El dolor es una percepción que constituye una función protectora y de alerta, que nos sirve para prevenir daños al advertirnos cuando estamos expuestos a una situación susceptible de producir una lesión. Imaginemos qué pasaría si no sintiéramos dolor y mantuviéramos la mano en el fuego durante un tiempo prolongado o estuviéramos sentados en una postura inadecuada demasiadas horas. Por ello, consideramos que el dolor tiene una función adaptativa, ya que contribuye a evitar la quemadura o nos obliga a cambiar de posición cuando notamos carga muscular.

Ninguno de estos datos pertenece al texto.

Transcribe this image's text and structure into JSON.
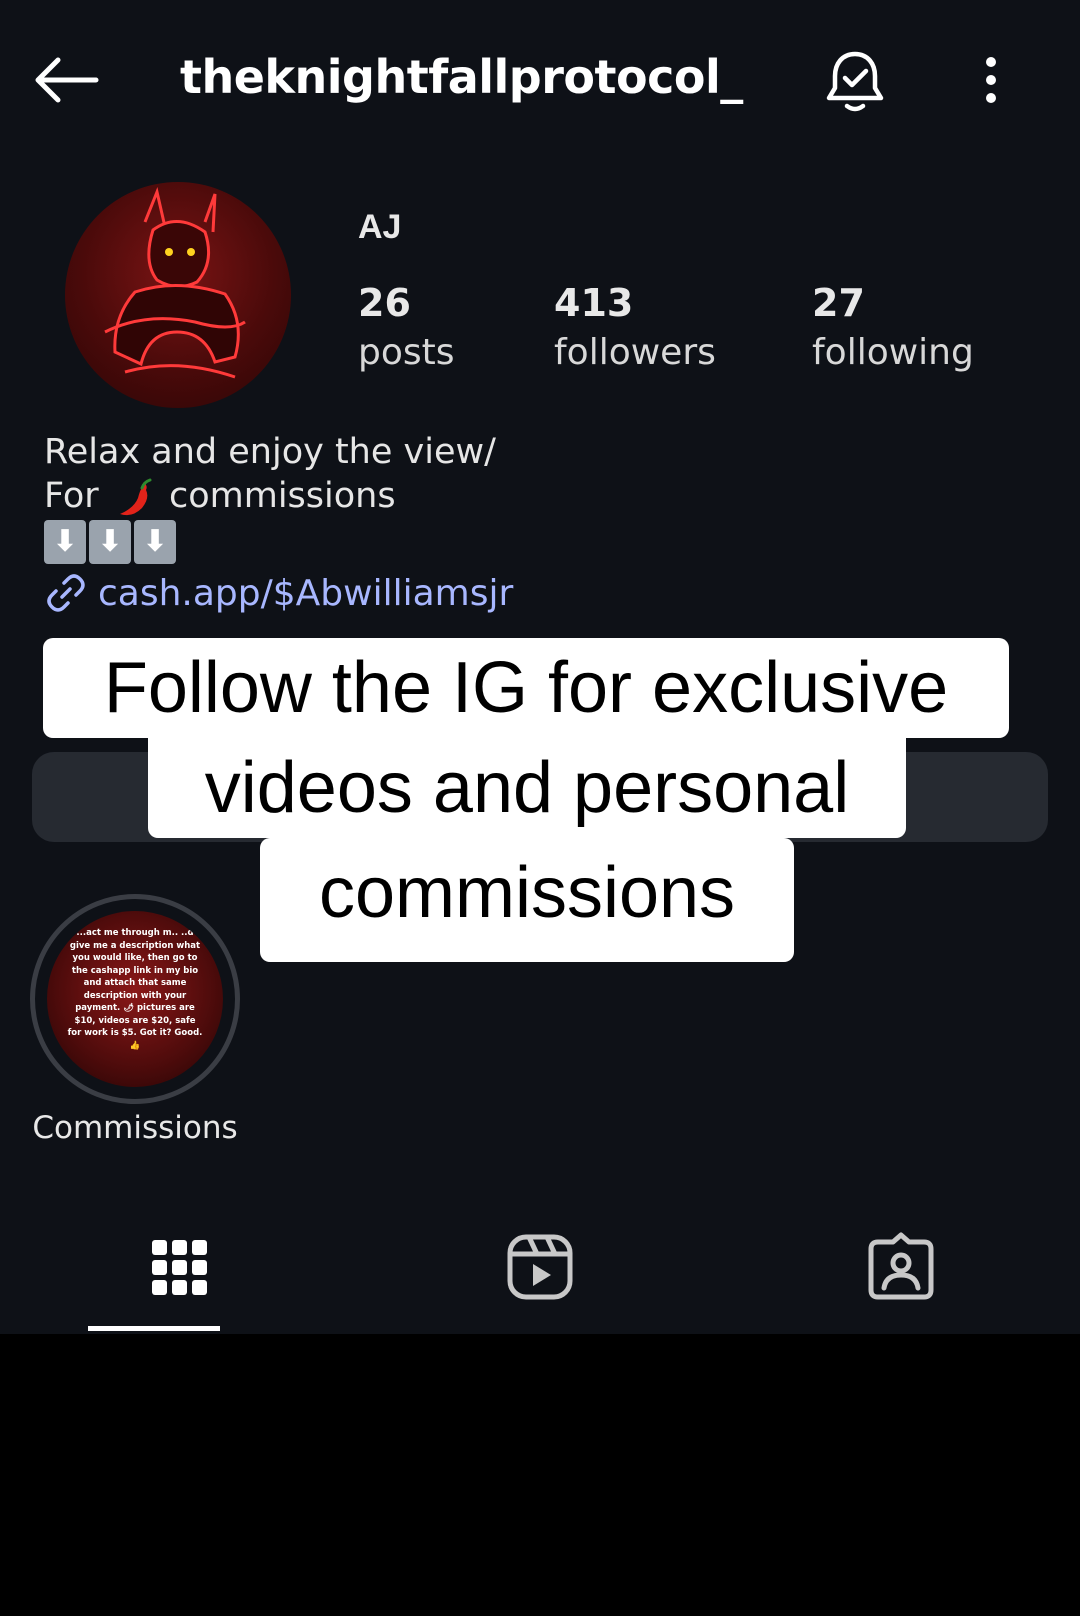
{
  "header": {
    "username": "theknightfallprotocol_"
  },
  "profile": {
    "display_name": "AJ",
    "stats": [
      {
        "number": "26",
        "label": "posts"
      },
      {
        "number": "413",
        "label": "followers"
      },
      {
        "number": "27",
        "label": "following"
      }
    ],
    "bio_line1": "Relax and enjoy the view/",
    "bio_line2_prefix": "For",
    "bio_line2_suffix": "commissions",
    "bio_arrows": [
      "⬇",
      "⬇",
      "⬇"
    ],
    "link": "cash.app/$Abwilliamsjr"
  },
  "overlay": {
    "line1": "Follow the IG for exclusive",
    "line2": "videos and personal",
    "line3": "commissions"
  },
  "highlight": {
    "label": "Commissions",
    "cover_text": "...act me through m.. ..d give me a description what you would like, then go to the cashapp link in my bio and attach that same description with your payment. 🌶 pictures are $10, videos are $20, safe for work is $5. Got it? Good. 👍"
  },
  "tabs": [
    {
      "icon": "grid-icon"
    },
    {
      "icon": "reels-icon"
    },
    {
      "icon": "tagged-icon"
    }
  ],
  "colors": {
    "background": "#0e1117",
    "link": "#a8b7ff",
    "button_bar": "#262a31",
    "overlay_bg": "#ffffff"
  }
}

A pesar de esta función, cuando el dolor se manifiesta crónicamente puede afectarnos significativamente a las actividades del día a día y produce un sufrimiento importante a la persona afectada. El dolor crónico es bastante frecuente, atendiendo a que el 25% de las personas lo padecen o lo sufrirán durante algún momento del ciclo vital.
El dolor, a pesar de ser generalmente causado por una lesión, enfermedad o inflamación, también tiene un componente psicológico, ya que está modulado por las emociones, las interpretaciones y el estado de ánimo de la persona. Por tanto, constituye una experiencia multidimensional, determinada también por variables psicológicas y conductuales que interactúan modulando el desencadenante fisiológico de la lesión. Por ese motivo, la intervención será diferente en función de si se trata de un dolor agudo o crónico.
En el dolor agudo, las actuaciones están dirigidas principalmente a disminuir su intensidad mediante intervenciones médicas, quirúrgicas y farmacológicas. Por el contrario, en el dolor crónico la intervención se realiza también mediante psicoterapia, para modificar aspectos psicológicos y conductuales para poder reanudar las actividades cotidianas con el objetivo de disminuir su impacto, la aversividad, incrementar el grado de refuerzo positivo y mejorar la calidad de vida de la persona afectada.